If you are running an event that will attract delegates and sponsors within a specific geographical reach, whether consumer or business, then regional media will be a primary focus for your PR efforts.
Requirements for a successful regional PR campaign can vary significantly from, for example, a trade press campaign, so it’s worth noting a few tips:
Local Angles – Is it on our Patch?
The first thing a regional journalist will check is whether there is a specific local angle they can use for their paper.
A journalist is sure to get it in the neck from his/her editor if they spend time covering a story that turns out to be ‘off their patch’ so make sure your event is in an area covered by the paper or there is another local connection before you strike up a conversation.
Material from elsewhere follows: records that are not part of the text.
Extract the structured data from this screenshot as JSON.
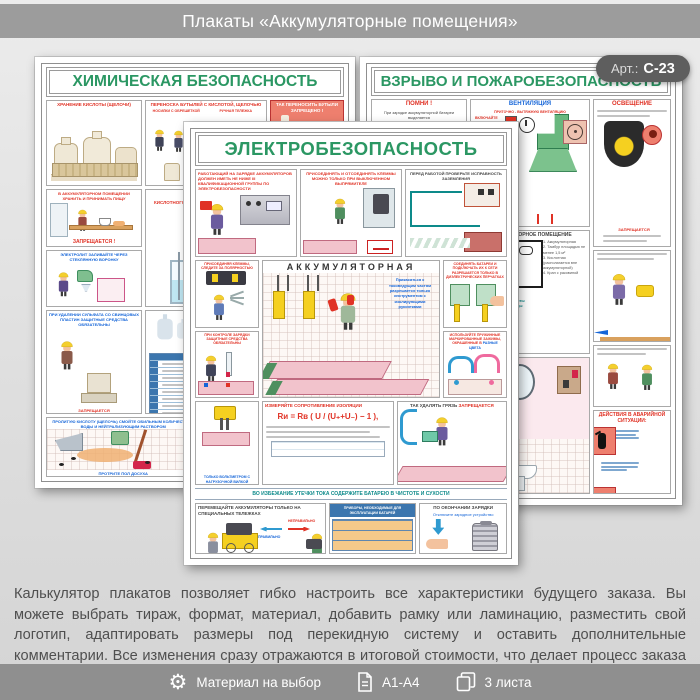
{
  "header": {
    "title": "Плакаты «Аккумуляторные помещения»"
  },
  "badge": {
    "label": "Арт.:",
    "value": "С-23"
  },
  "p": {
    "chem": {
      "title": "ХИМИЧЕСКАЯ БЕЗОПАСНОСТЬ",
      "storage": "ХРАНЕНИЕ КИСЛОТЫ (ЩЕЛОЧИ)",
      "carry": "ПЕРЕНОСКА БУТЫЛЕЙ С КИСЛОТОЙ, ЩЕЛОЧЬЮ",
      "carry_a": "НОСИЛКИ С ОБРЕШЕТКОЙ",
      "carry_b": "РУЧНАЯ ТЕЛЕЖКА",
      "forbid": "ТАК ПЕРЕНОСИТЬ БУТЫЛИ ЗАПРЕЩЕНО !",
      "food": "В АККУМУЛЯТОРНОМ ПОМЕЩЕНИИ ХРАНИТЬ И ПРИНИМАТЬ ПИЩУ",
      "food_ban": "ЗАПРЕЩАЕТСЯ !",
      "prep": "ПРИГОТОВЛЕНИЕ ЭЛЕКТРОЛИТА",
      "prep_sub": "КИСЛОТНОГО",
      "pour": "ЭЛЕКТРОЛИТ ЗАЛИВАЙТЕ ЧЕРЕЗ СТЕКЛЯННУЮ ВОРОНКУ",
      "sulfate": "ПРИ УДАЛЕНИИ СУЛЬФАТА СО СВИНЦОВЫХ ПЛАСТИН ЗАЩИТНЫЕ СРЕДСТВА ОБЯЗАТЕЛЬНЫ",
      "ppe": "ИНДИВИДУАЛЬНЫЕ ЗАЩИТНЫЕ СРЕДСТВА",
      "ppe_col": "НАИМЕНОВАНИЕ",
      "spill": "ПРОЛИТУЮ КИСЛОТУ (ЩЕЛОЧЬ) СМОЙТЕ ОБИЛЬНЫМ КОЛИЧЕСТВОМ ВОДЫ И НЕЙТРАЛИЗУЮЩИМ РАСТВОРОМ",
      "spill_cap": "ПРОТРИТЕ ПОЛ ДОСУХА",
      "waste": "ОТРАБОТАННЫЙ ЭЛЕКТРОЛИТ СЛИВАЙТЕ В СПЕЦИАЛЬНУЮ ЕМКОСТЬ И ОТПРАВЛЯЙТЕ НА НЕЙТРАЛИЗАЦИЮ"
    },
    "fire": {
      "title": "ВЗРЫВО И ПОЖАРОБЕЗОПАСНОСТЬ",
      "remember": "ПОМНИ !",
      "remember_txt": "При зарядке аккумуляторной батареи выделяется",
      "cloud1": "Едкие пары серной кислоты",
      "cloud2": "Водород",
      "vent": "ВЕНТИЛЯЦИЯ",
      "vent_txt": "ПРИТОЧНО - ВЫТЯЖНУЮ ВЕНТИЛЯЦИЮ",
      "vent_on": "ВКЛЮЧАЙТЕ",
      "vent_on2": "перед началом зарядки батареи",
      "vent_off": "ВЫКЛЮЧАЙТЕ",
      "light": "ОСВЕЩЕНИЕ",
      "light_ban": "ЗАПРЕЩАЕТСЯ",
      "room": "АККУМУЛЯТОРНОЕ ПОМЕЩЕНИЕ",
      "room1": "1. Аккумуляторная",
      "room2": "2. Тамбур площадью не менее 1,5 м²",
      "room3": "3. Кислотная (располагается вне аккумуляторной)",
      "room4": "4. Кран с раковиной",
      "sup1": "Мыло",
      "sup2": "Вата 100 г",
      "sup3": "Раствор борной кислоты",
      "sup4": "Раствор питьевой соды",
      "emergency": "ДЕЙСТВИЯ В АВАРИЙНОЙ СИТУАЦИИ:"
    },
    "el": {
      "title": "ЭЛЕКТРОБЕЗОПАСНОСТЬ",
      "qual": "РАБОТАЮЩИЙ НА ЗАРЯДКЕ АККУМУЛЯТОРОВ ДОЛЖЕН ИМЕТЬ НЕ НИЖЕ III КВАЛИФИКАЦИОННОЙ ГРУППЫ ПО ЭЛЕКТРОБЕЗОПАСНОСТИ",
      "clamps": "ПРИСОЕДИНЯТЬ И ОТСОЕДИНЯТЬ КЛЕММЫ МОЖНО ТОЛЬКО ПРИ ВЫКЛЮЧЕННОМ ВЫПРЯМИТЕЛЕ",
      "ground": "ПЕРЕД РАБОТОЙ ПРОВЕРЬТЕ ИСПРАВНОСТЬ ЗАЗЕМЛЕНИЯ",
      "polarity": "ПРИСОЕДИНЯЯ КЛЕММЫ, СЛЕДИТЕ ЗА ПОЛЯРНОСТЬЮ",
      "room": "АККУМУЛЯТОРНАЯ",
      "room_note": "Прикасаться к токоведущим частям разрешается только инструментом с изолирующими рукоятками",
      "control": "ПРИ КОНТРОЛЕ ЗАРЯДКИ ЗАЩИТНЫЕ СРЕДСТВА ОБЯЗАТЕЛЬНЫ",
      "gloves": "СОЕДИНЯТЬ БАТАРЕИ И ПОДКЛЮЧАТЬ ИХ К СЕТИ РАЗРЕШАЕТСЯ ТОЛЬКО В ДИЭЛЕКТРИЧЕСКИХ ПЕРЧАТКАХ",
      "marked": "ИСПОЛЬЗУЙТЕ ПРУЖИННЫЕ МАРКИРОВАННЫЕ ЗАЖИМЫ, ОКРАШЕННЫЕ В",
      "marked_hl": "РАЗНЫЕ ЦВЕТА",
      "volt": "ТОЛЬКО ВОЛЬТМЕТРОМ С НАГРУЗОЧНОЙ ВИЛКОЙ",
      "insul": "ИЗМЕРЯЙТЕ СОПРОТИВЛЕНИЕ ИЗОЛЯЦИИ",
      "formula": "Rи = Rв ( U / (U₊+U₋) − 1 ),",
      "dirt": "ТАК УДАЛЯТЬ ГРЯЗЬ",
      "dirt_ban": "ЗАПРЕЩАЕТСЯ",
      "strip": "ВО ИЗБЕЖАНИЕ УТЕЧКИ ТОКА СОДЕРЖИТЕ БАТАРЕЮ В ЧИСТОТЕ И СУХОСТИ",
      "trolley": "ПЕРЕМЕЩАЙТЕ АККУМУЛЯТОРЫ ТОЛЬКО НА СПЕЦИАЛЬНЫХ ТЕЛЕЖКАХ",
      "wrong": "НЕПРАВИЛЬНО",
      "right": "ПРАВИЛЬНО",
      "devices": "ПРИБОРЫ, НЕОБХОДИМЫЕ ДЛЯ ЭКСПЛУАТАЦИИ БАТАРЕЙ",
      "after": "ПО ОКОНЧАНИИ ЗАРЯДКИ",
      "after1": "Отключите зарядное устройство"
    }
  },
  "description": "Калькулятор плакатов позволяет гибко настроить все характеристики будущего заказа. Вы можете выбрать тираж, формат, материал, добавить рамку или ламинацию, разместить свой логотип, адаптировать размеры под перекидную систему и оставить дополнительные комментарии. Все изменения сразу отражаются в итоговой стоимости, что делает процесс заказа быстрым и прозрачным",
  "footer": {
    "items": [
      {
        "icon": "gear-icon",
        "label": "Материал на выбор"
      },
      {
        "icon": "document-icon",
        "label": "А1-А4"
      },
      {
        "icon": "sheets-icon",
        "label": "3 листа"
      }
    ]
  },
  "colors": {
    "header_bar": "#9c9c9c",
    "footer_bar": "#8f8f8f",
    "badge": "#5e5e5e",
    "title_green": "#2b9763",
    "warning_red": "#e03225",
    "info_blue": "#1565d8"
  }
}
Adopt the Right Copy Style
Different publications will adopt a particular style of writing (you only need to look at the differences in styles of national newspapers, from the Sun to The Times, to know what I mean!)
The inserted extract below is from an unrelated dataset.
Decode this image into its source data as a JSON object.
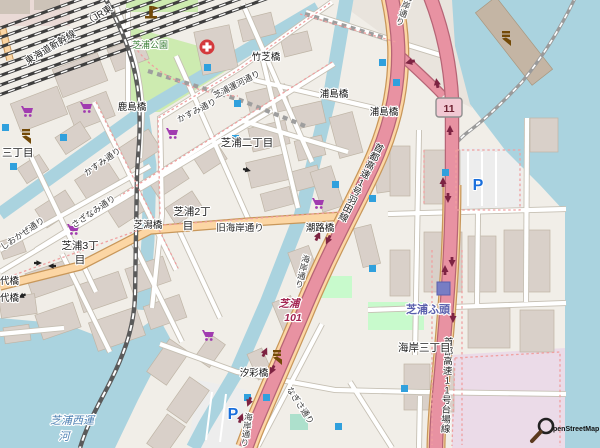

so take a little time to become familiar with their particular style and also what topics they like to write about.
If you tailor your news releases and stories to suit, you will have a much better chance of getting quality coverage.
A Picture Speaks a Thousand Words
Editors want their papers to look great and attract more readers.
Local and regional press rarely have budget to invest in expensive photography so if you can provide them with free, quality images that are relevant to the story, then you will be on to a winner!
Meet your Media
As event planners, you know better than most the importance of face-to-face communications.
Whilst editors are extremely busy, if you have relevant, interesting stories on offer and are looking to build a longer-term relationship, it is definitely worth setting up a meeting so that you can see how to work best with your local press.
Local radio can be an excellent way of reaching out to a wider regional audience. The key here is to target certain programmes or shows, in the same way as you would target a particular correspondent on a bigger paper.
If you have news, make sure it gets sent to the news desk and the producer of any relevant programmes.
The show producer is your key contact; discuss with them any ideas you may have for interviews with your main sponsors, keynote speakers, etc.
Getting regional TV coverage is not beyond the realms of possibility. Generally speaking, consumer stories are easier to sell in, but if you have a strong local business story then it’s certainly worth talking to your regional news teams.
The forward planner will be your initial port of call to have an event flagged in the diary.
Once you have a good contact, you can then build your relationship with the relevant correspondent and potentially work on other stories in the build up to your event.
As with all good PR, think about what potential stories you have that will be of interest to your target media. Develop appropriate angles and make best use of speakers, partners and sponsors to create a great pipeline of PR stories that will keep you in the press!